(Adoraria ter capacidade e engenho para a construção de um registo alargado de observações do quotidiano, de caráter simbólico e sobre as quais pudesse elaborar uma teoria das manifestações simbólicas de como país, região ou outro qualquer território nos encaramos e vamos levando a vida como coletivo. Como não tenho essa capacidade, devo limitar-me a alguns fogachos ou exemplos desse simbolismo do quotidiano que nos cerca. O universo de evidências possíveis é vasto e diversificado. São pessoas que nos marcam em deambulações “flaneurianas pela cidade”, são registos de criatividade popular assinalada no espaço público, muitas vezes destruindo ou degradando a apresentação desse espaço público. São evidências do quotidiano caseiro das pessoas, como o são por exemplo os sacos de plásticos que secam numa varanda ou quintal, em antecipação do que hoje designamos de economia circular. É o modo desorganizado como as “nossas” obras marcam o espaço público, dando-nos cabo da cabeça e exasperando-nos em matéria de mobilidade. Como se percebe o universo possível é muito desafiante e daí a minha manifestação de incapacidade para o retratar com a ambição e minúcia que desejaria alcançar. Num registo modesto e, sabe-se lá se iniciando uma nova família de posts neste blogue, fico-me hoje por uma evidência que marca crescentemente a atmosfera e a fisionomia das Cidades – as lojas e as suas montras.
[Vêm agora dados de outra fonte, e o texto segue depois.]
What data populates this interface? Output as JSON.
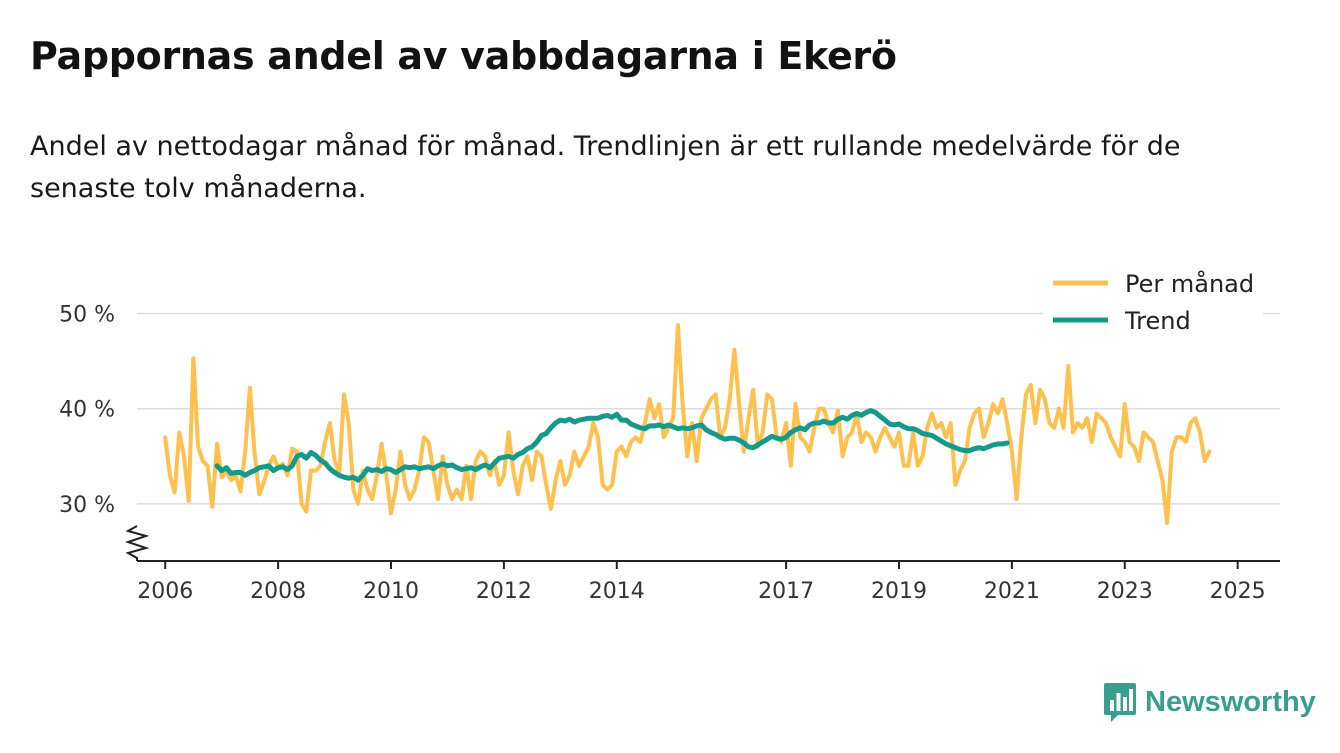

Entre os critérios que mais utilizo para operacionalizar a perspetiva de visitante acidental de uma cidade está a perceção do estado da arte das suas lojas comerciais. Regra geral e sobretudo nas cidades em que está presente alguma transição para a modernidade, encontro sempre matéria para estabelecer confrontos entre a visão mais tradicional e arreigada (caso, por exemplo, das lojas de santinhos em cidades como Braga) e o despertar do emergente, que transparece de uma loja sofisticada do tipo “delicatessen”, de uma livraria mais ousada, de uma loja de artesanato mais criativo ou de moda mais alternativa. Como todos os riscos que devemos associar à lógica do visitante acidental que outros designam (o que me encanta) de abordagem “flâneur”, tenho normalmente resultados sempre positivos com essa análise das manifestações do comércio na cidade que visito por lazer ou em trabalho. Consigo regra geral compreender a tensão da transição em que a cidade se encontra, olhando também para a densidade de lojas encerradas ou abandonadas, à espera de uma utilização alternativa.
Há dias, quando calcorreava a cidade bastante cedo para fazer horas e parei uns minutos num Guarani quase vazio (decididamente o biorritmo mais intenso da Cidade não é já claramente o meu), anotando algumas reflexões para um blogue futuro, veio-me à pena uma dessas manifestações urbanas que mais me tem intrigado.
Não há praticamente loja que não ostente na sua montra mais exposta ao exterior a placa “montra em remodelação”.
Tenho dado voltas ao miolo para tentar compreender porque é que a esmagadora maioria das montras que vale a pena ver ostentam esta marca de prudência ou precaução. O que é que ela significa? Uma perspetiva defensiva – afinal uma coisa que está em permanente remodelação não pode ser acusada de desleixo ou de falta de atenção para com olheiros do quotidiano? Alguma mensagem misteriosa do foro comercial?
Confesso que não encontro razão plausível. Por isso, começo a interpretar o facto como algo de simbólico da nossa inconfundível maneira de estar nas coisas. Insegurança estrutural? Tentativa de deixar transparecer uma ideia de mudança permanente para nada mudar? Simplesmente um estratagema comercial ditado por algum marketer que gera tendências?
Sem explicação plausível, decidi inaugurar o meu conjunto de evidências do quotidiano urbano com valor simbólico e este, estou seguro, não lhe falta esse valor simbólico.